2. C’est aussi cette Vérité que l’apôtre Paul rappelle aux chrétiens de Rome. Preuve de la nature extraordinaire, surnaturelle de l’Amour de Dieu : Christ est mort pour nous, par amour, alors que nous étions pécheurs ! Un autre texte dit que nous étions ennemis de Dieu. C’est bien là le statut de l’homme, tant qu’il ne s’est pas converti au Christ, né de nouveau par la foi dans son sacrifice, justifié par son sang. Un ennemi de Dieu. C’est bien ce que nous étions avant notre conversion, notre prise de conscience. C’est peut-être ce que nous sommes encore si nous n’avons pas cette foi.  Notre espérance, c’est de savoir que nous sommes aimés, et pour l’Eternité, Sauvés. Notre espérance, c’est de savoir que quoi qu’il arrive il m’aimera toujours et que :. Si je m’éloigne, il n’espère que mon retour.. Si je pèche, il n’attend que mon repentir.. Si je souffre, il en souffre lui aussi. Il n'est jamais indifférent à ce que je vis.

3. C’est de tout cela que Jésus est venu rendre témoignage. Sa vie de compassion, ses gestes, ses paroles, même devant ceux qui l’ont crucifié, témoigne de cet Amour, de ce Pardon, de cette compassion qui surpasse tout. C’est là notre raison d’espérer toujours ! Jusque dans l’Eternité !

II. «Voyant la foule… » Jésus fut ému de compassion. Il voit des hommes et des femmes languissants, abattus, comme des brebis sans bergers. Il voit des hommes et des femmes perdus, sans espoir dans leur souffrance. Une foule de gens, livrés aux aléas de la vie, sans direction, dans une grande désolation, comme si tout était fini. C’est bien ce que le Seigneur voit. C’est bien ce qui l’émeut. Mais ce n’est pas tout ce qu’il voit. Le Seigneur ne s’arrête pas à l’émotion, à une sorte de compassion qui dirait : « Que c’est triste ! » « Quel dommage !» Non. Le Seigneur voit aussi une « grande moisson ». Il voit une foule d’hommes et de femmes prête à croire, prête à recevoir le message de l’Evangile. Une foule prête à accepter, à se laisser toucher par l’Amour de Dieu, son Pardon, le Salut éternel en Jésus Christ. Il voit une espérance énorme dans cette foule en crise, qui parait ne plus rien attendre de la vie. Il voit une espérance de vie, de salut, un avenir éternel ! Puis, il voit aussi le manque d’ouvriers, de témoins, de messagers. D’où l’invitation qu’il fait à ses disciples : « Priez le maître de la moisson pour qu'il envoi des ouvrier dans sa moisson » « Priez … et allez ». C’est ce qu’il leur dira clairement le jour de son ascension. Ce qui veut dire aussi que la prière est un engagement ou bien elle n’est que « parole » en l’air !

III. Quelle orientation nous donner devant ces textes, devant le monde en crise, devant nos crises ? Nos découragements, nos souffrances, nos égarements ?

1. Espérer encore et toujours en Christ.

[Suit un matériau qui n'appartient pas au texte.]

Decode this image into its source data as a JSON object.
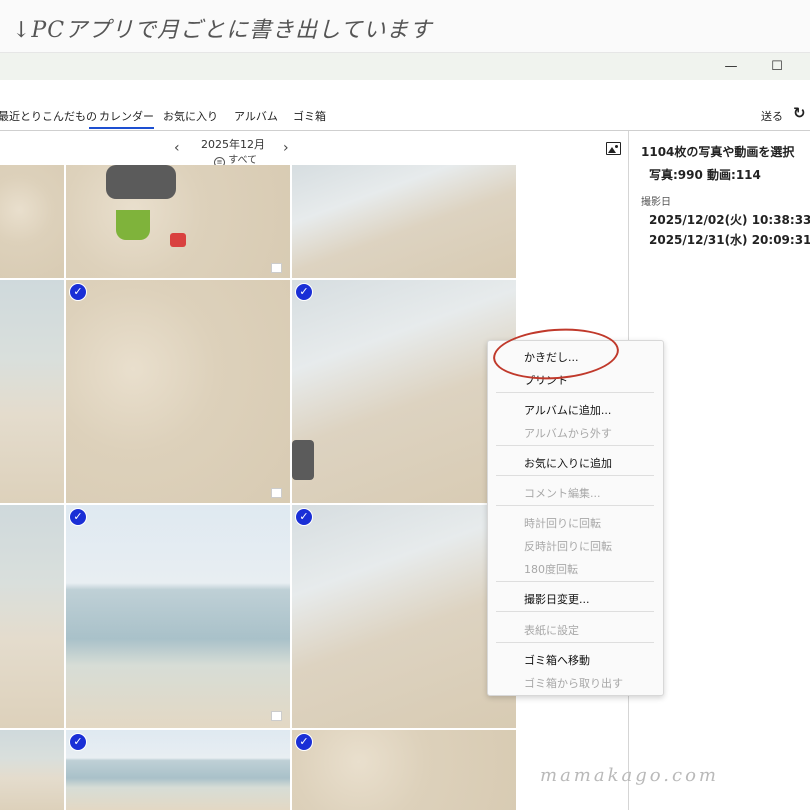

Il y a toujours de l’espérance en lui, que ce soit pour l’avenir proche comme lointain, jusque dans l’éternité. Il nous faut espérer et fonder cette espérance sur l’Amour immuable de Dieu, sa compassion immense, la puissance de son Amour. Et si nous sommes encore ennemi de Dieu, réconcilions-nous avec lui. Devenons « Ami » de Dieu.

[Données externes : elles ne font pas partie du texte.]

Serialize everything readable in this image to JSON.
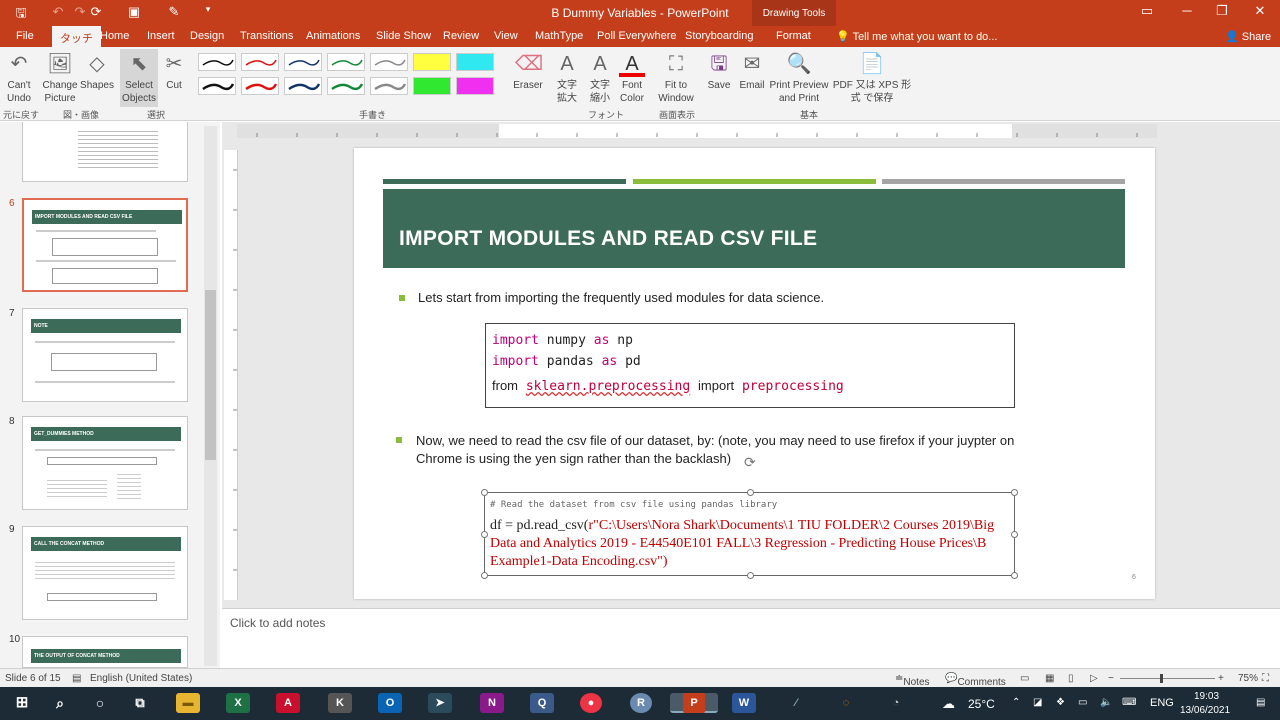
{
  "window": {
    "title": "B Dummy Variables - PowerPoint",
    "drawing_tools": "Drawing Tools"
  },
  "tabs": [
    "File",
    "タッチ",
    "Home",
    "Insert",
    "Design",
    "Transitions",
    "Animations",
    "Slide Show",
    "Review",
    "View",
    "MathType",
    "Poll Everywhere",
    "Storyboarding",
    "Format"
  ],
  "tell_me": "Tell me what you want to do...",
  "share": "Share",
  "ribbon": {
    "cant_undo": "Can't Undo",
    "change_picture": "Change Picture",
    "shapes": "Shapes",
    "select_objects": "Select Objects",
    "cut": "Cut",
    "eraser": "Eraser",
    "grow": "文字 拡大",
    "shrink": "文字 縮小",
    "font_color": "Font Color",
    "fit_window": "Fit to Window",
    "save": "Save",
    "email": "Email",
    "print_preview": "Print Preview and Print",
    "pdf": "PDF 又は XPS 形式 で保存",
    "groups": {
      "undo": "元に戻す",
      "shapes": "図・画像",
      "select": "選択",
      "pens": "手書き",
      "font": "フォント",
      "window": "画面表示",
      "basic": "基本"
    }
  },
  "thumbnails": [
    {
      "num": "6",
      "title": "IMPORT MODULES AND READ CSV FILE"
    },
    {
      "num": "7",
      "title": "NOTE"
    },
    {
      "num": "8",
      "title": "GET_DUMMIES METHOD"
    },
    {
      "num": "9",
      "title": "CALL THE CONCAT METHOD"
    },
    {
      "num": "10",
      "title": "THE OUTPUT OF CONCAT METHOD"
    }
  ],
  "slide": {
    "title": "IMPORT MODULES AND READ CSV FILE",
    "bullet1": "Lets start from importing the frequently used modules for data science.",
    "code1": {
      "l1_kw": "import",
      "l1_mod": "numpy",
      "l1_as": "as",
      "l1_alias": "np",
      "l2_kw": "import",
      "l2_mod": "pandas",
      "l2_as": "as",
      "l2_alias": "pd",
      "l3_from": "from",
      "l3_mod": "sklearn.preprocessing",
      "l3_import": "import",
      "l3_name": "preprocessing"
    },
    "bullet2_line1": "Now, we need to read the csv file of our dataset, by: (note, you may need to use firefox if your juypter on",
    "bullet2_line2": "Chrome is using the yen sign rather than the backlash)",
    "code2": {
      "comment": "# Read the dataset from csv file using pandas library",
      "prefix": "df = pd.read_csv(",
      "string": "r\"C:\\Users\\Nora Shark\\Documents\\1 TIU FOLDER\\2 Courses 2019\\Big Data and Analytics 2019 - E44540E101 FALL\\3 Regression - Predicting House Prices\\B Example1-Data Encoding.csv\")"
    },
    "page_number": "6"
  },
  "notes_placeholder": "Click to add notes",
  "status": {
    "slide": "Slide 6 of 15",
    "language": "English (United States)",
    "notes": "Notes",
    "comments": "Comments",
    "zoom": "75%"
  },
  "taskbar": {
    "weather": "25°C",
    "lang": "ENG",
    "time": "19:03",
    "date": "13/06/2021"
  }
}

2. Partager le regard du Christ sur la foule. Le Seigneur nous invite à partager ce même regard sur notre monde et sur ceux qui nous entourent aujourd’hui. A y voir non seulement un monde en crise, en souffrance et sans avenir, mais à y voir aussi, une grande moisson, des hommes et des femmes prêts à se laisser toucher par l’Amour de Dieu. Des hommes et des femmes en attente, de salut.

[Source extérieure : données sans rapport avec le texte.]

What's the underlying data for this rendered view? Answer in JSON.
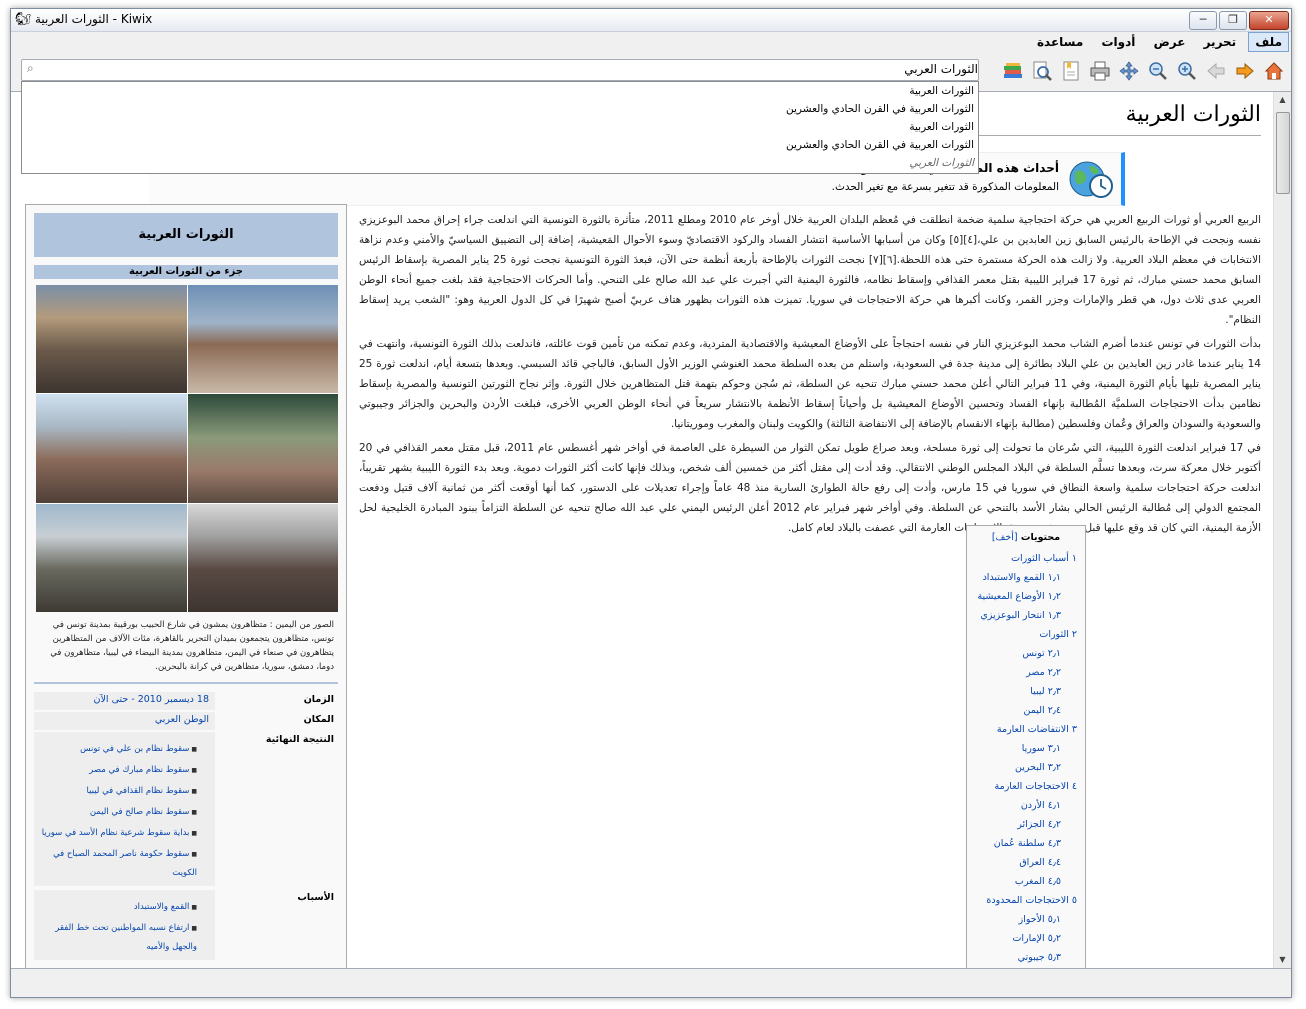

3. Priez … et allez. N’en restons pas aux constats, aux paroles ou aux idées. Mettons-nous à l’action aussi. Prions pour les serviteurs de Dieu. Prions pour que d’autre se lèvent. Et en priant, sentons-nous concernés aussi, quelle que soit la forme de notre engagement et de notre témoignage. Nous sommes concernés. Voyant la foule, il fut ému de compassion Quelle grâce que ce regard de Dieu. Quelle espérance dans ce regard. Quel encouragement à partager ce regard d’Amour avec ceux qui nous entourent et qui l’ignorent ou le rejettent.